C’est un peu paradoxal, mais l’armée est tellement présente en Thaïlande que lorsqu’elle fait preuve d’une relative discrétion, elle ne fait que renforcer les inquiétudes quant à sa possible intervention,  tout en suscitant une avalanche d’invérifiables spéculations.

Les rumeurs de coup d’Etat sont fréquentes en Thaïlande, mais cette fois c’est le gouvernement lui même qui est à l’origine d’une insistante rumeur qui implique l’armée : le but inavoué de l’occupation de Bangkok, qui doit débuter à partir du 13 janvier pour une durée indéterminée, serait de créer les conditions pour une intervention militaire.

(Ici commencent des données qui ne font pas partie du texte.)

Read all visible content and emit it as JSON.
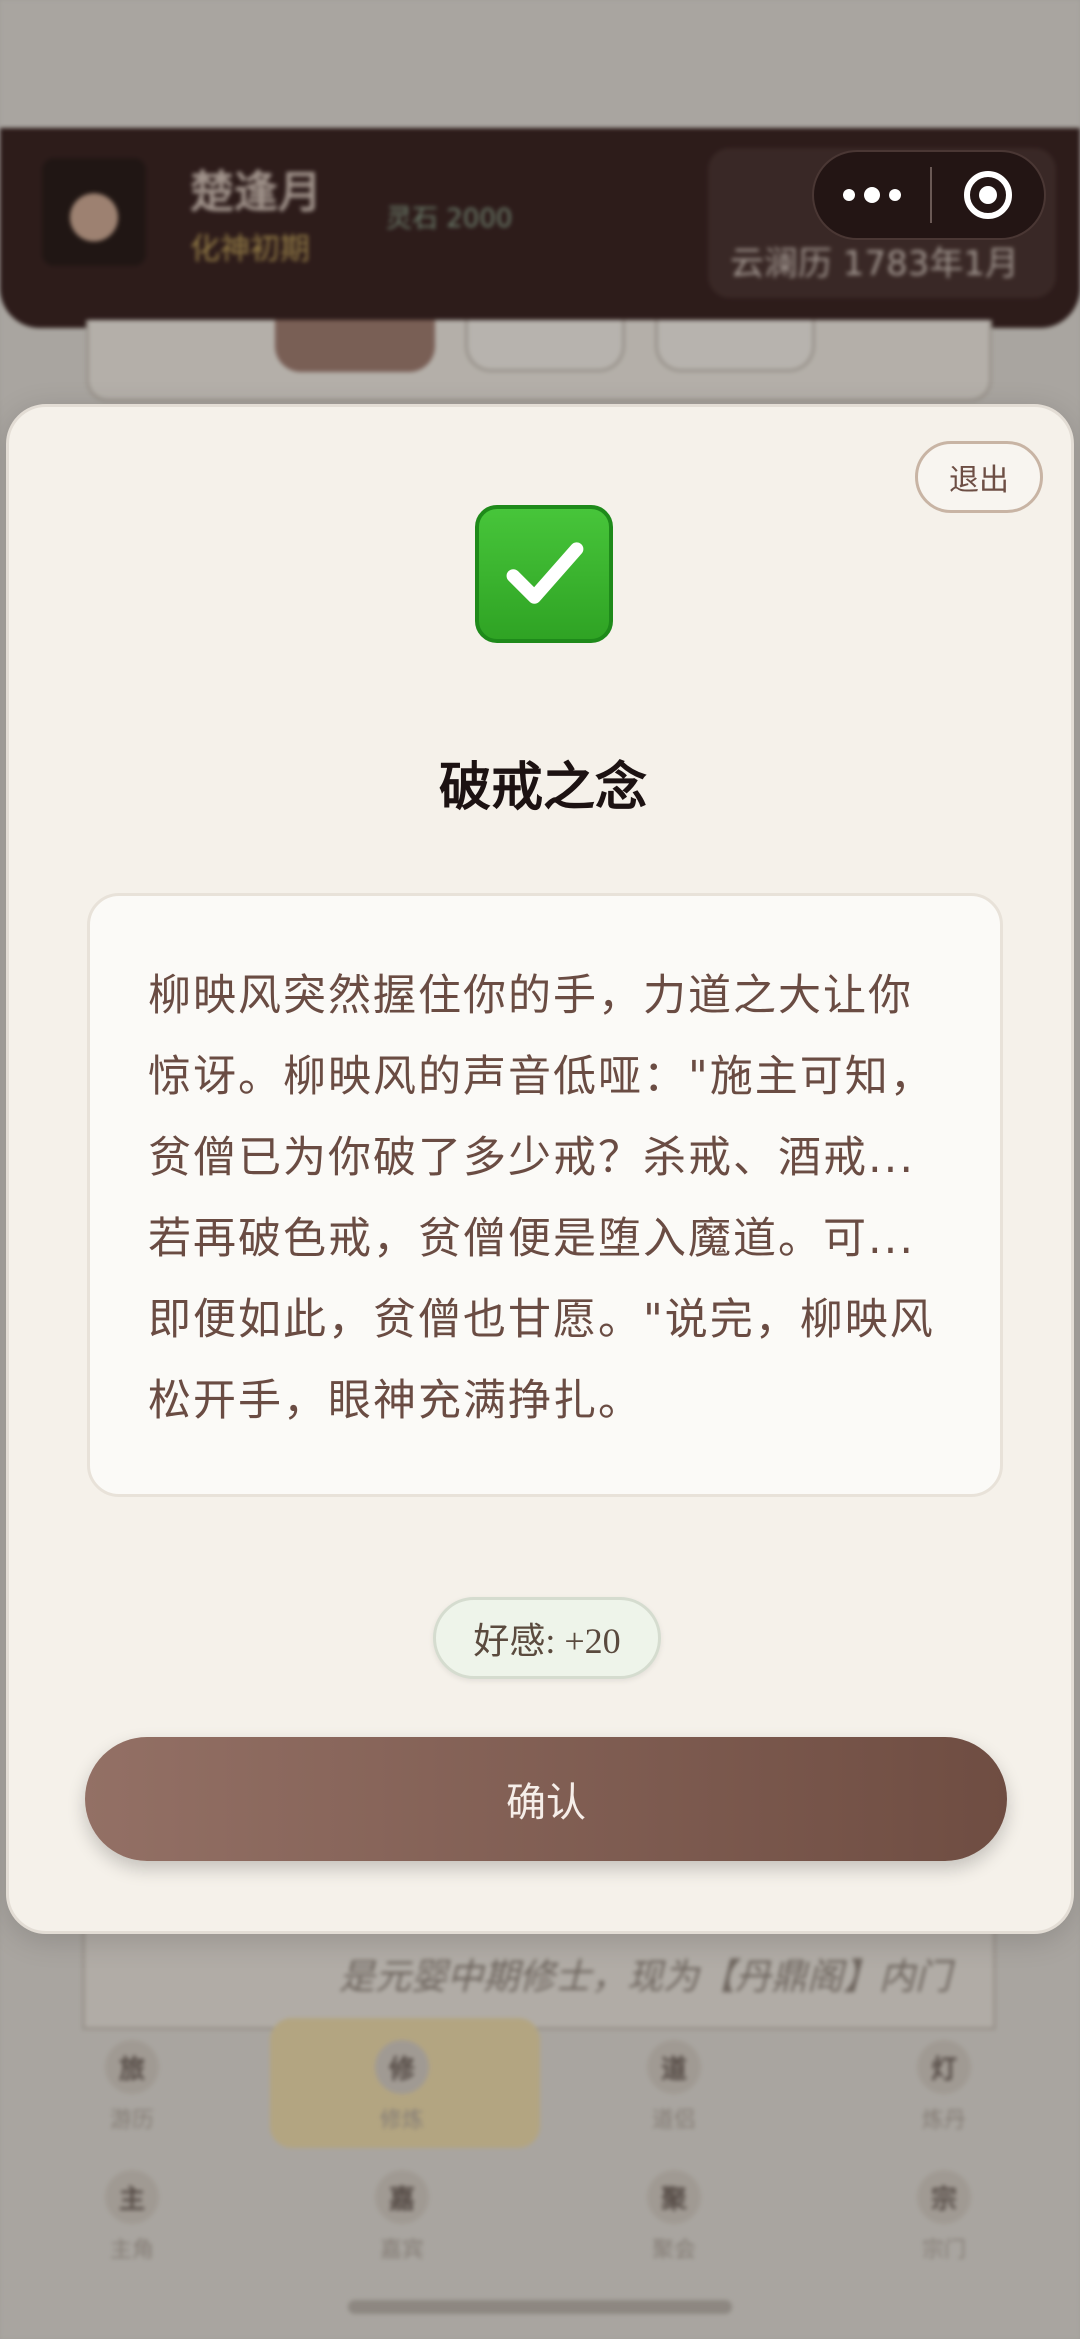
{
  "background": {
    "profile_name": "楚逢月",
    "profile_subtitle": "化神初期",
    "money_text": "灵石 2000",
    "right_panel_text": "云澜历 1783年1月",
    "lower_card_text": "是元婴中期修士，现为【丹鼎阁】内门",
    "grid_row1": [
      {
        "icon": "旅",
        "label": "游历"
      },
      {
        "icon": "修",
        "label": "修炼"
      },
      {
        "icon": "道",
        "label": "道侣"
      },
      {
        "icon": "灯",
        "label": "炼丹"
      }
    ],
    "grid_row2": [
      {
        "icon": "主",
        "label": "主角"
      },
      {
        "icon": "嘉",
        "label": "嘉宾"
      },
      {
        "icon": "聚",
        "label": "聚会"
      },
      {
        "icon": "宗",
        "label": "宗门"
      }
    ]
  },
  "modal": {
    "exit_label": "退出",
    "check_icon": "check-mark-button-icon",
    "title": "破戒之念",
    "story": "柳映风突然握住你的手，力道之大让你惊讶。柳映风的声音低哑：\"施主可知，贫僧已为你破了多少戒？杀戒、酒戒...若再破色戒，贫僧便是堕入魔道。可...即便如此，贫僧也甘愿。\"说完，柳映风松开手，眼神充满挣扎。",
    "favor_label": "好感: +20",
    "confirm_label": "确认"
  },
  "colors": {
    "modal_bg": "#f5f1ea",
    "text_brown": "#6a4c43",
    "confirm_start": "#937065",
    "confirm_end": "#6f4d42",
    "check_green": "#3bb52e"
  }
}
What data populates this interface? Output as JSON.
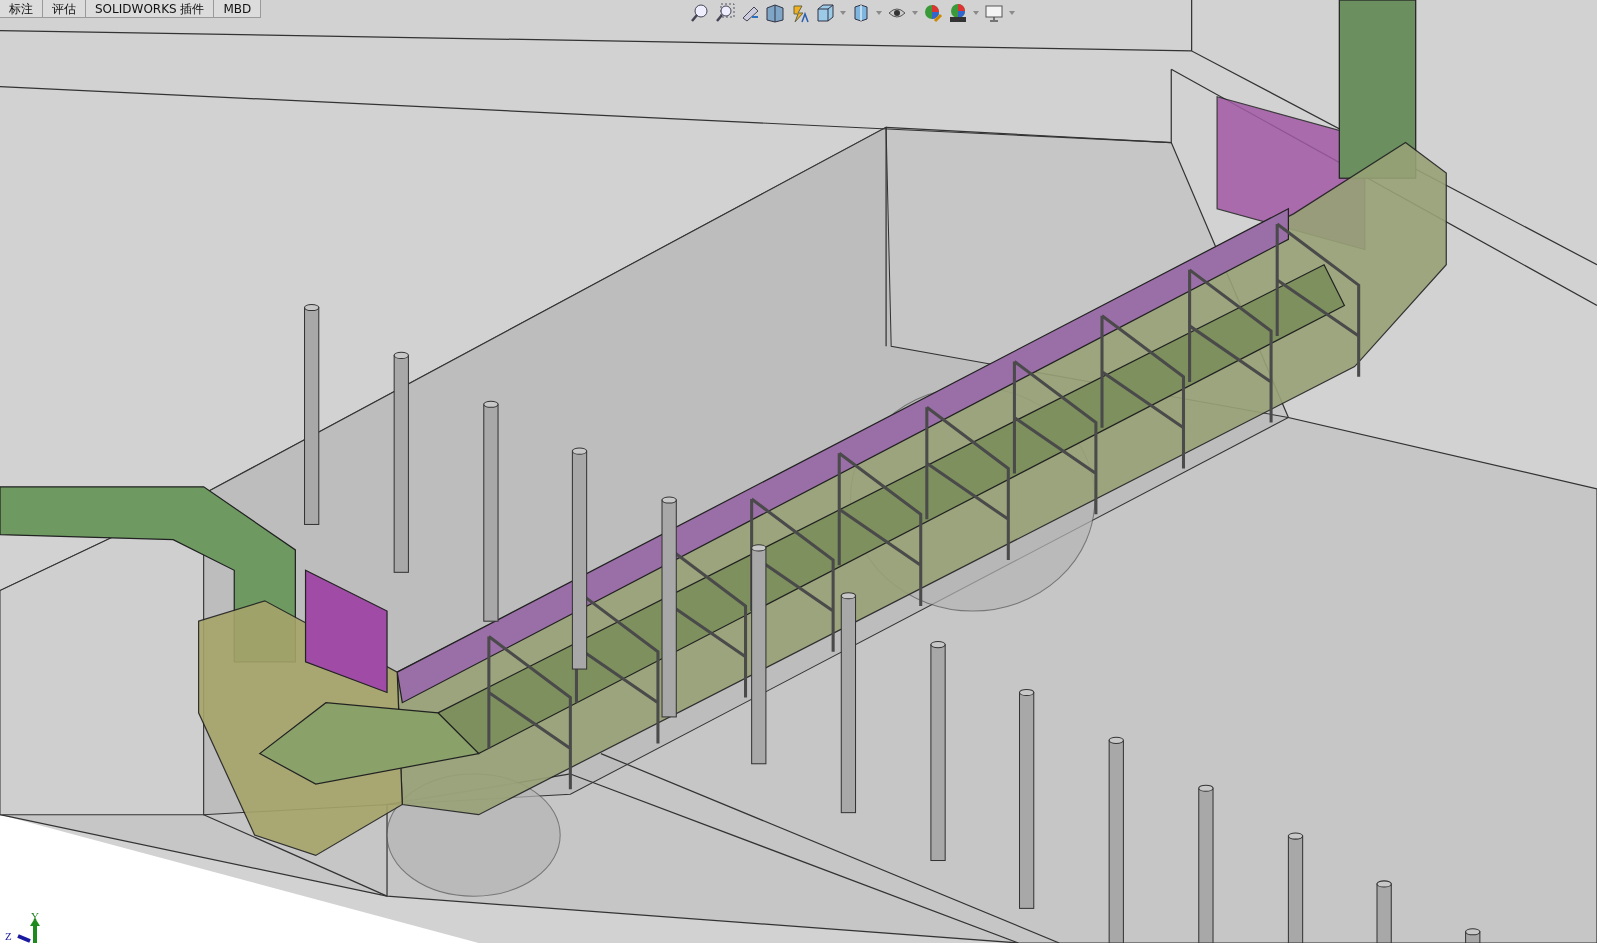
{
  "command_tabs": [
    {
      "label": "标注"
    },
    {
      "label": "评估"
    },
    {
      "label": "SOLIDWORKS 插件"
    },
    {
      "label": "MBD"
    }
  ],
  "triad": {
    "y_label": "Y",
    "z_label": "Z"
  }
}
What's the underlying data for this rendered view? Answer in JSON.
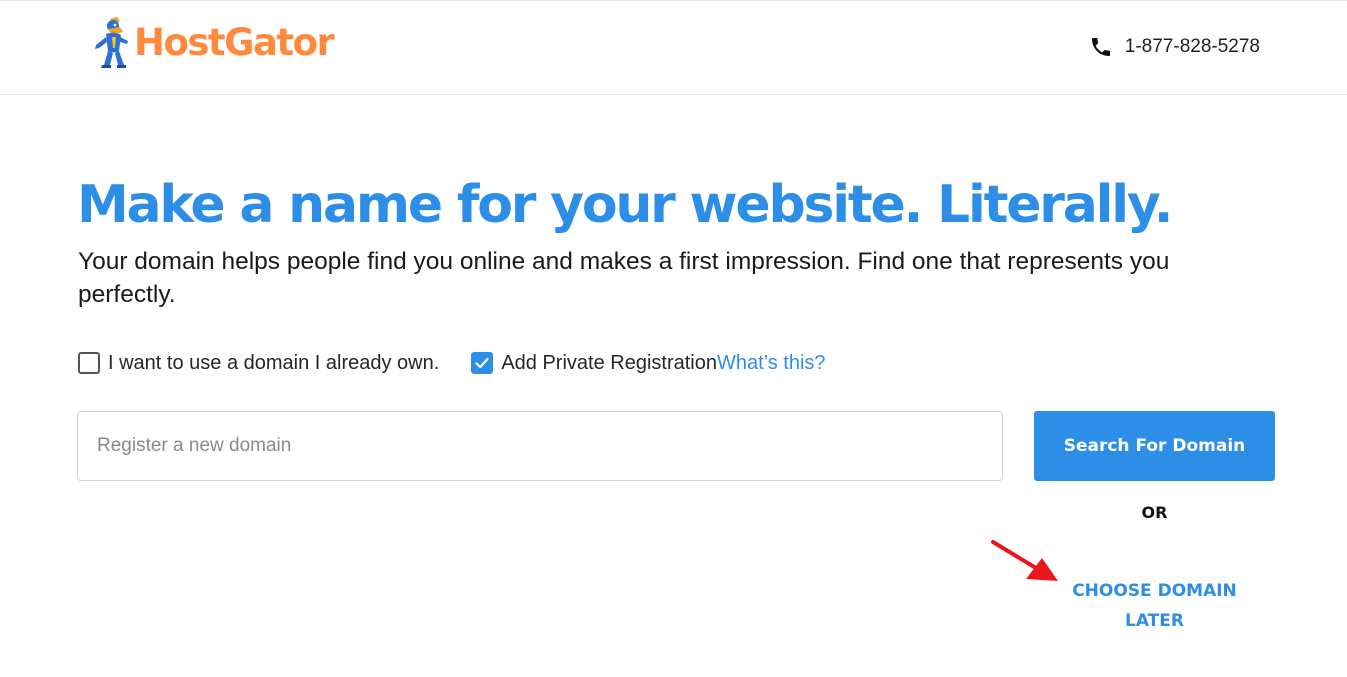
{
  "header": {
    "logo_text": "HostGator",
    "phone": "1-877-828-5278",
    "icons": {
      "mascot": "gator-mascot-icon",
      "phone": "phone-icon"
    }
  },
  "main": {
    "headline": "Make a name for your website. Literally.",
    "subhead": "Your domain helps people find you online and makes a first impression. Find one that represents you perfectly.",
    "options": {
      "own_domain": {
        "label": "I want to use a domain I already own.",
        "checked": false
      },
      "private_registration": {
        "label": "Add Private Registration",
        "checked": true,
        "link": "What’s this?"
      }
    },
    "search": {
      "placeholder": "Register a new domain",
      "value": "",
      "button_label": "Search For Domain"
    },
    "or_label": "OR",
    "choose_later": {
      "line1": "CHOOSE DOMAIN",
      "line2": "LATER"
    }
  },
  "colors": {
    "brand_orange": "#ff8a3d",
    "accent_blue": "#2d8ee8",
    "annotation_red": "#e8161b"
  }
}
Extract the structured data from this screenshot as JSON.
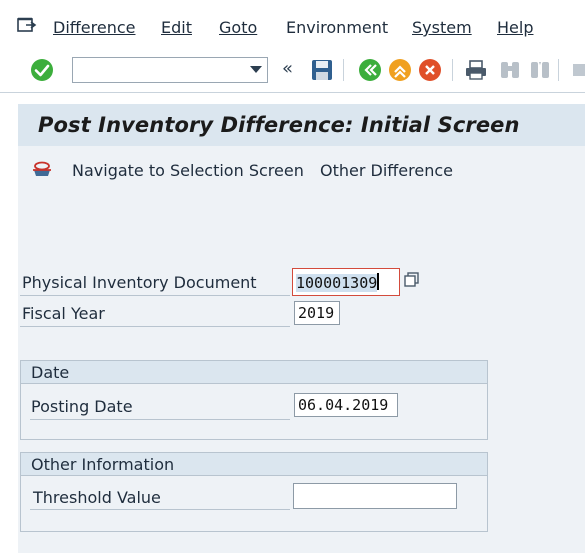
{
  "menu": {
    "items": [
      "Difference",
      "Edit",
      "Goto",
      "Environment",
      "System",
      "Help"
    ]
  },
  "toolbar": {
    "command_field_value": "",
    "back_glyph": "«"
  },
  "title": "Post Inventory Difference: Initial Screen",
  "app_toolbar": {
    "navigate": "Navigate to Selection Screen",
    "other": "Other Difference"
  },
  "fields": {
    "physinv_label": "Physical Inventory Document",
    "physinv_value": "100001309",
    "fiscal_year_label": "Fiscal Year",
    "fiscal_year_value": "2019"
  },
  "date_group": {
    "title": "Date",
    "posting_date_label": "Posting Date",
    "posting_date_value": "06.04.2019"
  },
  "other_group": {
    "title": "Other Information",
    "threshold_label": "Threshold Value",
    "threshold_value": ""
  },
  "colors": {
    "title_bg": "#dbe6ef",
    "app_bg": "#eef2f6",
    "focus_border": "#d34b3c",
    "enter_green": "#3cae3c"
  }
}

En d’autres termes :  un coup d’Etat serait en préparation pour déposer l’actuel gouvernement, avec la complicité du PDRC (le mouvement anti-gouvernemental dirigé par M. Suthep Thaugsuban).

YingluckMilitary
La Premier ministre Yingluck Shinawatra en compagnie de hauts gradés de l’armée : premier à gauche en costume, le général Yuthasak Sasiprapa, vice ministre de la défense. Premier à droite, en uniforme, le général Prayuth Chan-ocha, actuel chef de l’armée. Photo : https://www.facebook.com/Y.Shinawatra

Le Parti Pheu Thai, via Sunisa Letphakkawat, porte-parole adjointe du gouvernement intérimaire, a lancé la semaine dernière les spéculations  sur un « plan secret » du PDRC pour encourager l’armée à organiser un coup d’Etat. Argument supplémentaire et considéré comme hautement significatif : Mme Sunisa ajouté que le 14 janvier a été designé par l’astrologue du PDRC comme un jour de bon augure pour un putsch militaire.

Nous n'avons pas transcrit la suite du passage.